Speaking in a similar vein, spokesperson for the Yoruba socio-political group, Afenifere, Mr. Yinka Odumakin, told SUNDAY PUNCH on Friday that the South-West, South-South, South-East and the Middle Belt shared similar views on the issue of true federalism.
Odunmakin, who is one of the South-West delegates to the conference, said these geopolitical zones would push for federalism with “a little autonomy” at the regional level. He added that the true federalism being canvassed for, would have regional autonomy and resource control as its components.
He said, “A peep into the agenda of the geopolitical zones shows that there are a lot of stakeholders who share common interests. Quite a number of zones are saying that Nigeria has to be a truly federal country, with a little regional autonomy. These zones are the South-West, South-East, South-South and the Middle Belt. We have yet to know the actual position of the North on this.
“The idea is to build a consensus around issues; that is the way to go. The challenge is how to convince others into buying our ideas.”
Also, the Secretary of the Middle Belt Forum, Mr. John Dara, confirmed that the delegates from the zone had met with other zones to set an agenda for the conference. However, he did not name the areas where the zone and others would collaborate.
Rather, he said the zone had taken decisions on the issues it considered as priorities. According to him, these issues are peace, security and sustainable development.
Dara said, “Having identified our focus, we have reached out to all the zones in southern Nigeria. People should not presume that we are in perpetual enmity with any part of the country.
“We believe that the Middle Belt, as our name implies, should be a bridge between the north and the South. We should foster unity, peace and stability. We are reaching out to all interest groups in Nigeria to make sure this conference is a success.”

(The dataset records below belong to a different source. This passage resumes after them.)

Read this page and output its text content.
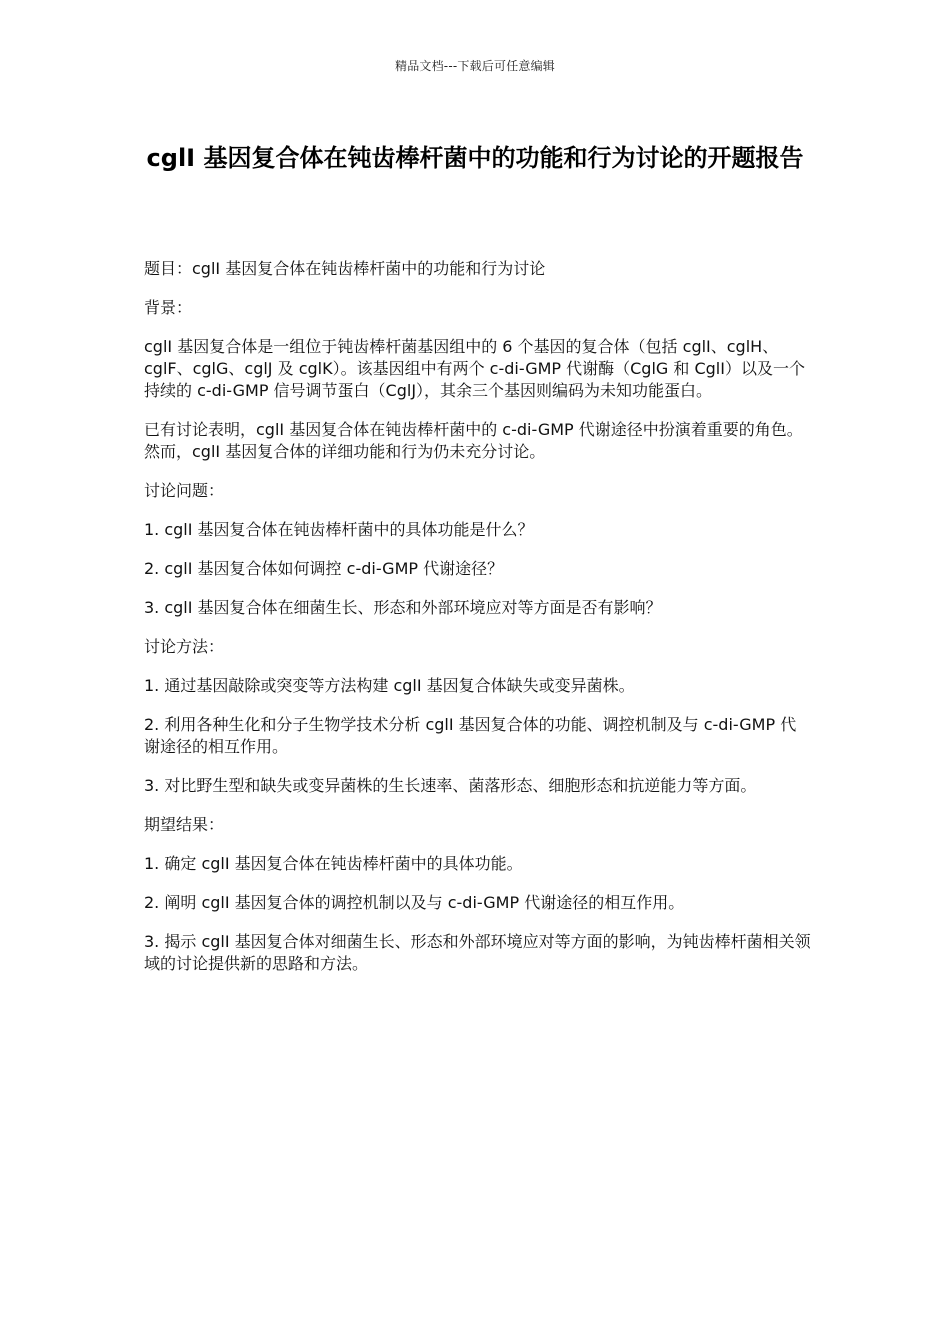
精品文档---下载后可任意编辑
cglI 基因复合体在钝齿棒杆菌中的功能和行为讨论的开题报告

题目：cglI 基因复合体在钝齿棒杆菌中的功能和行为讨论

背景：

cglI 基因复合体是一组位于钝齿棒杆菌基因组中的 6 个基因的复合体（包括 cglI、cglH、cglF、cglG、cglJ 及 cglK）。该基因组中有两个 c-di-GMP 代谢酶（CglG 和 CglI）以及一个持续的 c-di-GMP 信号调节蛋白（CglJ），其余三个基因则编码为未知功能蛋白。

已有讨论表明，cglI 基因复合体在钝齿棒杆菌中的 c-di-GMP 代谢途径中扮演着重要的角色。然而，cglI 基因复合体的详细功能和行为仍未充分讨论。

讨论问题：

1. cglI 基因复合体在钝齿棒杆菌中的具体功能是什么？

2. cglI 基因复合体如何调控 c-di-GMP 代谢途径？

3. cglI 基因复合体在细菌生长、形态和外部环境应对等方面是否有影响？

讨论方法：

1. 通过基因敲除或突变等方法构建 cglI 基因复合体缺失或变异菌株。

2. 利用各种生化和分子生物学技术分析 cglI 基因复合体的功能、调控机制及与 c-di-GMP 代谢途径的相互作用。

3. 对比野生型和缺失或变异菌株的生长速率、菌落形态、细胞形态和抗逆能力等方面。

期望结果：

1. 确定 cglI 基因复合体在钝齿棒杆菌中的具体功能。

2. 阐明 cglI 基因复合体的调控机制以及与 c-di-GMP 代谢途径的相互作用。

3. 揭示 cglI 基因复合体对细菌生长、形态和外部环境应对等方面的影响，为钝齿棒杆菌相关领域的讨论提供新的思路和方法。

As for federalism, he said, “The concept of true federalism is a misnomer. Federalism is either federalism or not federalism. Federalism is when you have federating units coming together to form a nation where they share resources and responsibilities.

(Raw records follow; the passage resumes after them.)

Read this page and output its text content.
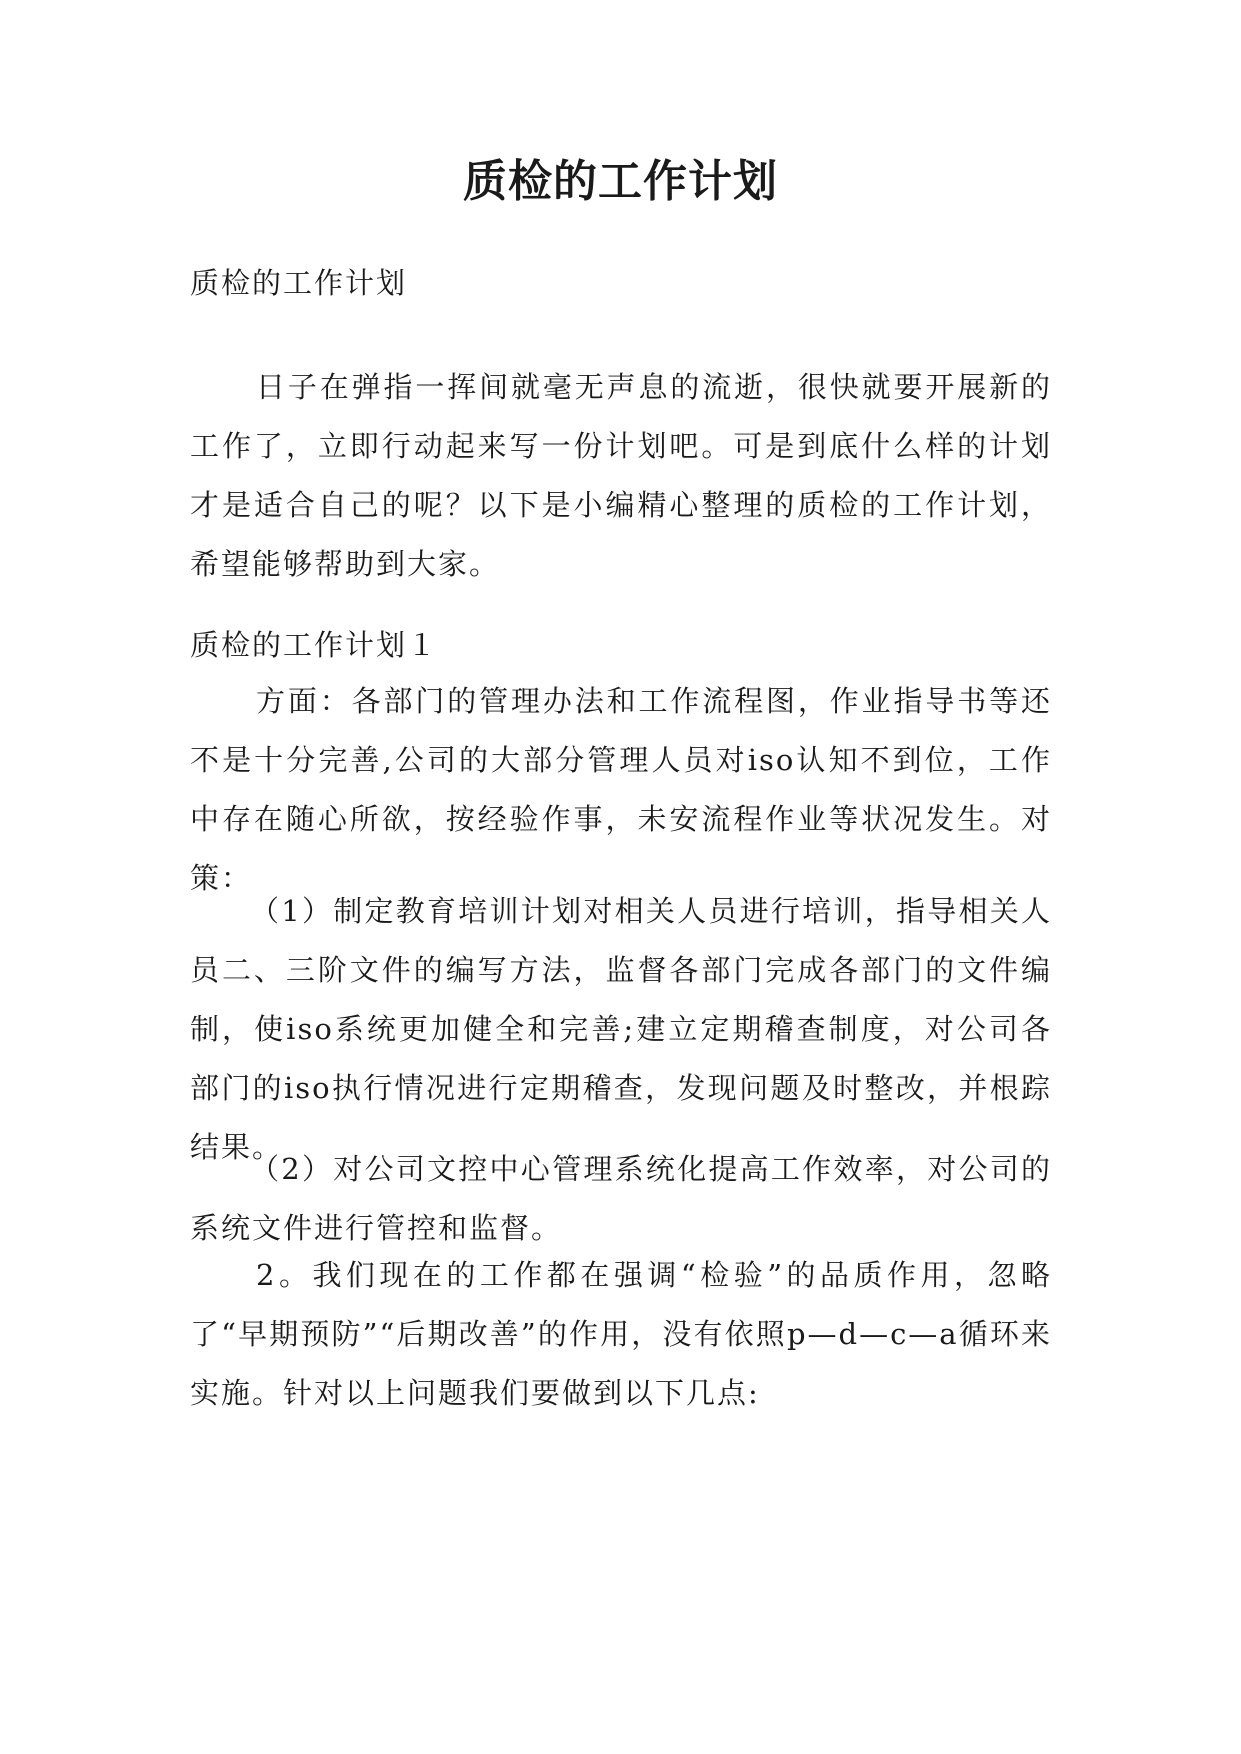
质检的工作计划

质检的工作计划

日子在弹指一挥间就毫无声息的流逝，很快就要开展新的工作了，立即行动起来写一份计划吧。可是到底什么样的计划才是适合自己的呢？以下是小编精心整理的质检的工作计划，希望能够帮助到大家。

质检的工作计划１

方面：各部门的管理办法和工作流程图，作业指导书等还不是十分完善,公司的大部分管理人员对iso认知不到位，工作中存在随心所欲，按经验作事，未安流程作业等状况发生。对策：

（1）制定教育培训计划对相关人员进行培训，指导相关人员二、三阶文件的编写方法，监督各部门完成各部门的文件编制，使iso系统更加健全和完善;建立定期稽查制度，对公司各部门的iso执行情况进行定期稽查，发现问题及时整改，并根踪结果。

（2）对公司文控中心管理系统化提高工作效率，对公司的系统文件进行管控和监督。

2。我们现在的工作都在强调“检验”的品质作用，忽略了“早期预防”“后期改善”的作用，没有依照p—d—c—a循环来实施。针对以上问题我们要做到以下几点:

“Federalism always needs adjustments or fine-tuning in terms of what will be the responsibility of the government at the centre and the responsibilities of the federating units.”

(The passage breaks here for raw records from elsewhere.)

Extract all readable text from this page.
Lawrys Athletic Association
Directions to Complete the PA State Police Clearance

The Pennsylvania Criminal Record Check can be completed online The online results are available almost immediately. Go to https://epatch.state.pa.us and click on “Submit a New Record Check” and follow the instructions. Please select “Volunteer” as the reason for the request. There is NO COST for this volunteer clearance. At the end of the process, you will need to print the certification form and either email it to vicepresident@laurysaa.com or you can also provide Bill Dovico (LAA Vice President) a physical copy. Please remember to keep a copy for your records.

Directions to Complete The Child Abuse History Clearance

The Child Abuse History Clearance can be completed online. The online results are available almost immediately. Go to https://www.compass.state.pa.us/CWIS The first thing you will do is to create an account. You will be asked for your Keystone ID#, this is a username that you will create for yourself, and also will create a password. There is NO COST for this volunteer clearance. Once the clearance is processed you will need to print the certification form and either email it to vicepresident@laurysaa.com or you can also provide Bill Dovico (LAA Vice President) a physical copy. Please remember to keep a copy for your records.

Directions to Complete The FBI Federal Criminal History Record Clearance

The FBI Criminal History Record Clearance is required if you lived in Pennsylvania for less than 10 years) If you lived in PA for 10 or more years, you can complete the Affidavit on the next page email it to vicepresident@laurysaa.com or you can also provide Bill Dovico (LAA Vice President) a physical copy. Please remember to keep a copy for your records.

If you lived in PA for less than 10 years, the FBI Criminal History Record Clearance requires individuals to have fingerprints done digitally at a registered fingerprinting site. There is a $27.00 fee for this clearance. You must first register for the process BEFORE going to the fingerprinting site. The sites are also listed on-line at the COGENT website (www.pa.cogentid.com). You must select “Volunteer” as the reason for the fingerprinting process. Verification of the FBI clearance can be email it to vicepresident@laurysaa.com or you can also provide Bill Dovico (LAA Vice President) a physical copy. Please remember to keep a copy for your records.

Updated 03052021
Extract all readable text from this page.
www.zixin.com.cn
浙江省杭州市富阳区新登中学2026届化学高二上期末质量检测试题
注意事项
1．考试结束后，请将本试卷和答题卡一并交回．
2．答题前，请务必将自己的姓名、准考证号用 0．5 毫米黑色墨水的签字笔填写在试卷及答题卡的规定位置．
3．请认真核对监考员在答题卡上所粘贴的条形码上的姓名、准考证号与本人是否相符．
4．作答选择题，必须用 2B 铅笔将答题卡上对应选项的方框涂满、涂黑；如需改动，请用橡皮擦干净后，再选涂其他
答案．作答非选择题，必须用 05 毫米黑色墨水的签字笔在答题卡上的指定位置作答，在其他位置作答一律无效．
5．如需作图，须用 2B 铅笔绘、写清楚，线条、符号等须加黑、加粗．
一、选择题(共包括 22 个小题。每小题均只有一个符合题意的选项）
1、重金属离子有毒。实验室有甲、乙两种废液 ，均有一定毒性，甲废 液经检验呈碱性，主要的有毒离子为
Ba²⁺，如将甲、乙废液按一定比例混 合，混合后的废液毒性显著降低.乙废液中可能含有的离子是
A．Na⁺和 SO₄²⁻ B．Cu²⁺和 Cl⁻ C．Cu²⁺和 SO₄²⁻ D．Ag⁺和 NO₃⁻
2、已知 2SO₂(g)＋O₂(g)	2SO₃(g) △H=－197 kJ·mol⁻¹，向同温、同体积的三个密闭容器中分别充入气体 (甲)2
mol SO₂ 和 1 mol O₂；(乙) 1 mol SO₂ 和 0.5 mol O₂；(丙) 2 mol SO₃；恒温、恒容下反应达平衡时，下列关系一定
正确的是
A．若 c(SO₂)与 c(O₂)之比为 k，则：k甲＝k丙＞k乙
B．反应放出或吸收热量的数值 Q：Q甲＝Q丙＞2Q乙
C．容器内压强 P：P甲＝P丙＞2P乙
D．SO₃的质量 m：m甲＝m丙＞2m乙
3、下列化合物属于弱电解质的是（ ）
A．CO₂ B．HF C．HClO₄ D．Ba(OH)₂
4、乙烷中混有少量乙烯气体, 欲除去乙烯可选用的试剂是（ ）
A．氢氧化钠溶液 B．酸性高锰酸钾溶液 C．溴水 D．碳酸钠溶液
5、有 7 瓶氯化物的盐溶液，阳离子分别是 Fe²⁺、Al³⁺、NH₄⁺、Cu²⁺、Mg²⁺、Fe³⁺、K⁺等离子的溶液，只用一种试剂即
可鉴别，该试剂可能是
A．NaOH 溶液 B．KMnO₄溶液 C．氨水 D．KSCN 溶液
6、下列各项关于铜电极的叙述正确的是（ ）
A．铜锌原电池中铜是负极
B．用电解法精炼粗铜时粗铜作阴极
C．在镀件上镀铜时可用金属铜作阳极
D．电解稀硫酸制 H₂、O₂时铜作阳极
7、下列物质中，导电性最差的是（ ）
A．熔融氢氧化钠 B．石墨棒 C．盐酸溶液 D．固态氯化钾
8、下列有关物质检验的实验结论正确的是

However, early indications that northern delegates are likely to oppose the lobby for fiscal federalism or autonomy for state emerged on Thursday, after a retreat organised by the Arewa Consultative Forum.
A Kano State delegate, Dr. Junaid Mohammed, said Nigeria had “federal units” and not “federating units” as proponents of fiscal federalism would want others to believe.
He said, “What is it they call fiscal federalism? Why are we talking about federating units as opposed to federal units? Federating units are quasi-independent countries that agreed to come together and devolve certain powers to a federal or central government. They would also agree to devolve certain financial control commensurate to the powers devolved to the central government.
“But every state in Nigeria today is not a federating unit, it is a federal state. It is a creation of the Federal Government. “If the Federal Government decides to withhold money generated by it, it is justified in law. The states, which make up our federal system today, are a creation of the fiat of the Federal Government.”
He explained that he and his northern colleagues were prepared to build a consensus with delegates from every part of the country on issues of common national interest. However, he said they were not prepared to “indulge anyone” whose idea was based on narrow, self-serving interests.
The Secretary-General of Ohanaeze Ndigbo, Dr. Joe Nwaorgu, who is also a delegate to the conference said the apex Igbo socio-cultural organisation had decided that no Igbo group would canvass for the dismemberment of the Nigerian state no matter how stormy sessions become during the conference.
He said, “There is no cause for alarm. Ohanaeze Ndigbo, just like other Igbo groups, believes in the unity of Nigeria, where there is equity and justice for all. We would do the best to ensure that this is actualised at the conference. Any deviant is not a patriotic Nigerian.”